Dakwah dan pemberitan pemahaman terus mereka lakukan, baik melalui pengajian umum atau berkunjung ke rumah-rumah warga.
Qadarullah, melalui proses ini, satu-dua warga sudah mulai terbuka pikirannya, sehingga sudi menitipkan anak mereka di sekolah-sekolah atau di pesantren rintisan Yudi dan Efra.
“Alhamdulillah, enam bulan kita melakukan proses penyadaran di masyarakat, santri kita sudah sepuluh anak. Mudah-mudahan kedepannya akan lebih bayak lagi,” katanya.
Bulan Madu di Hutan
Yudi sendiri baru 6 bulan menikah dan langsung mengajak pujaan hatinya itu ke medan dakwah, merintis pesantren di tempat terpencil di Lebong.
Ia mengaku, awalnya saat istrinya baru sampai di tempat ini, di lokasi pesantren rintisan itu, mengaku kaget luar biasa. Sang istri yang asli Ciamis itu tak bisa menyembunyikan perasaanya.

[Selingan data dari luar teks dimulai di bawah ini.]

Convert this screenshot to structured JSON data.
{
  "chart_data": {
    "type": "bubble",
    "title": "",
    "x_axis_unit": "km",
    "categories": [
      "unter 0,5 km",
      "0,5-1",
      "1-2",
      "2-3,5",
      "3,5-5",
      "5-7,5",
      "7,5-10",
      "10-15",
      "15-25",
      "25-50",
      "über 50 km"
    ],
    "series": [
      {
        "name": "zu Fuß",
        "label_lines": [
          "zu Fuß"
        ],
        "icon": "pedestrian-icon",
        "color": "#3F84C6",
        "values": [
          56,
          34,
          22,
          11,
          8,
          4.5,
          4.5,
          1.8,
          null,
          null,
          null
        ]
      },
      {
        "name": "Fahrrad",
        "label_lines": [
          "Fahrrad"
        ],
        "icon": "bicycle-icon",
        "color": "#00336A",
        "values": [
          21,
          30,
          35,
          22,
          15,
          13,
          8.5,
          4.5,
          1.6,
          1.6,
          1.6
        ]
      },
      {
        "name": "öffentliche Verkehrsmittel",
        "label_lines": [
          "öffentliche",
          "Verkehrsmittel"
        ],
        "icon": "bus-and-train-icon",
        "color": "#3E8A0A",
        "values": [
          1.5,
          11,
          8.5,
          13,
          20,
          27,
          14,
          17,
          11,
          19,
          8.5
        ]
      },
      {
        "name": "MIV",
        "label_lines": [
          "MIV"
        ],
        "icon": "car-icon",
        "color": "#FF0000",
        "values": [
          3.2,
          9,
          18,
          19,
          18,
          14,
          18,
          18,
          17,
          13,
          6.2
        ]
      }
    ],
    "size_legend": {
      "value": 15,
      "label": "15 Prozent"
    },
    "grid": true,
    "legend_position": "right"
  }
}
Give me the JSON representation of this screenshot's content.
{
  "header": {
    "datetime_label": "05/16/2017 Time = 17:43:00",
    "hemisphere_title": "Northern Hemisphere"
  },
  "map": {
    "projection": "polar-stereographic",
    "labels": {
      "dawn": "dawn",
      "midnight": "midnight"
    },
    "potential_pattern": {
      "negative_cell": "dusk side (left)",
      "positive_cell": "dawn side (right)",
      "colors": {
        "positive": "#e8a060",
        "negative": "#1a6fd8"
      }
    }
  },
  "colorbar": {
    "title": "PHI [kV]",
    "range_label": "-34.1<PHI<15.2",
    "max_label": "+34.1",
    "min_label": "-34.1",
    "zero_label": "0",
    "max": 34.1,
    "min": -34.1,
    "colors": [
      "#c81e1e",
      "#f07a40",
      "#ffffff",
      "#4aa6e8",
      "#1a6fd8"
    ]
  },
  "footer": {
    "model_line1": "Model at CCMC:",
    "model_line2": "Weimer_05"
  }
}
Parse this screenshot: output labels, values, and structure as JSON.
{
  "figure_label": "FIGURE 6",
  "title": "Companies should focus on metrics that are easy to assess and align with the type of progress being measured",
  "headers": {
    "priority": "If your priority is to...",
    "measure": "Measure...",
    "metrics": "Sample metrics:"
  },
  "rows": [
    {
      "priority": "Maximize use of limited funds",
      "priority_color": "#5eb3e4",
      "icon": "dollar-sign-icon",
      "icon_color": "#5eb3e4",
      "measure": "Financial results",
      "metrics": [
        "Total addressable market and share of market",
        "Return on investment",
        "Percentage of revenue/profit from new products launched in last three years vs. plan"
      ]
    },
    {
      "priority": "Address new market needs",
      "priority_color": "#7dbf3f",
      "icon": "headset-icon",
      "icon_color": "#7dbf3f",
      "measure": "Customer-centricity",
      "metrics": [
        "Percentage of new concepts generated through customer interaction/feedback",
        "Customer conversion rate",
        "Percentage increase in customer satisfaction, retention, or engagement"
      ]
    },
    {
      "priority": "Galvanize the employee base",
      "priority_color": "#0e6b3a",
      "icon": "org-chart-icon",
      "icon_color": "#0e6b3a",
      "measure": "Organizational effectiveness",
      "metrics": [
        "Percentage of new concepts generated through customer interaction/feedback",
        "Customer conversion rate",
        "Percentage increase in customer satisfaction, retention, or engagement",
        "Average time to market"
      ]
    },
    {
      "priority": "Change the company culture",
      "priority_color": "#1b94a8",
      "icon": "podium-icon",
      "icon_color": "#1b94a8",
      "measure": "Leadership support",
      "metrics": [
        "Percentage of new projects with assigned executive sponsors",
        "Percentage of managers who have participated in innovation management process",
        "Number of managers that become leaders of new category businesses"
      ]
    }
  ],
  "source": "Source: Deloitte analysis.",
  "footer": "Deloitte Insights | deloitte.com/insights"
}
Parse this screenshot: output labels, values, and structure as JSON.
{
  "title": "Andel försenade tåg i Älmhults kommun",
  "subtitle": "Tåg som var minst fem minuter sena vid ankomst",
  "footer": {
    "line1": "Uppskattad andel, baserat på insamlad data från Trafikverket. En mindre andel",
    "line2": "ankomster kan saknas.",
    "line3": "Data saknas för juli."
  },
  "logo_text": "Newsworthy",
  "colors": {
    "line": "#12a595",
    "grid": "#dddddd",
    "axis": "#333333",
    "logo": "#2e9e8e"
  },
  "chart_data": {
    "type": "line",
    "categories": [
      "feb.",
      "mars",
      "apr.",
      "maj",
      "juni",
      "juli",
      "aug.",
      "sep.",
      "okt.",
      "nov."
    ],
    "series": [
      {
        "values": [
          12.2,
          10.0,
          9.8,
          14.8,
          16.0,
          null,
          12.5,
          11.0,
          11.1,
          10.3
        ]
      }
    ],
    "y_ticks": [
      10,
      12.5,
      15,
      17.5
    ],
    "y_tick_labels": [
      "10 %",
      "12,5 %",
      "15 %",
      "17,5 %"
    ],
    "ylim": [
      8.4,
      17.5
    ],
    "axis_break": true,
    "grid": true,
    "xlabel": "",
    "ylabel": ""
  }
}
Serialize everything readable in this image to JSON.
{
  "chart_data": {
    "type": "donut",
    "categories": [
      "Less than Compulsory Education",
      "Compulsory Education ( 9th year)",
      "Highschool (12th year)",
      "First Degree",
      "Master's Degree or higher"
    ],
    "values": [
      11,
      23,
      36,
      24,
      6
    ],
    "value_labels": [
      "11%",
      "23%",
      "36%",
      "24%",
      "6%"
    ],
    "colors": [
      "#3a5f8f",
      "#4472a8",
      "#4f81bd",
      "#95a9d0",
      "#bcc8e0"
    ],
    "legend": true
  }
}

“Awalnya istri nyampai di sini, kaget luar biasa. Sebelumnya ia tidak pernah membayangkan untuk tinggal di tempat yang seperti ini,” jelas Yudi.
Apalagi belahan hatinya itu sebelumnya bukanlah lulusan pondok pesantren, tiba-tiba harus hidup terpencil lagi. Bukan suatu yang mudah, ujar Yudi.
Untuk menguatkan hatinya, Yudi berusaha selalu memotivasi agar sang istri tabah dalam melintasi medan dakwah. Ia selalu mengingatkan akan hakekat kehidupan; bahwa hidup ini hanyalah sementara. Hanya akhiratlah yang kekal.
“Sering saya sampaikan, kita tidak selamanya di sini, bahkan di dunia ini pun kita sementara. Jadi, anggap saja kita sedang ‘mondok’ di pesantren jadi harus banyak ‘tirakat‘ supaya kuat iman tauhid kita,” ujarnya.
Syukurlah, sang istripun makin memahami arti perjuangan, sehingga dengan setia terus menemani Yudi, berjibaku di medan dakwah, demi menyebarkan syi’ar Islam, khususnya di daerah Lebong.
“Saya selalu berusaha kuatkan istri, mungkin dengan menetapi jalan dakwah ini Allah ridha dan berkenan memudahkan kita mendapat jannah,” Ucapnya.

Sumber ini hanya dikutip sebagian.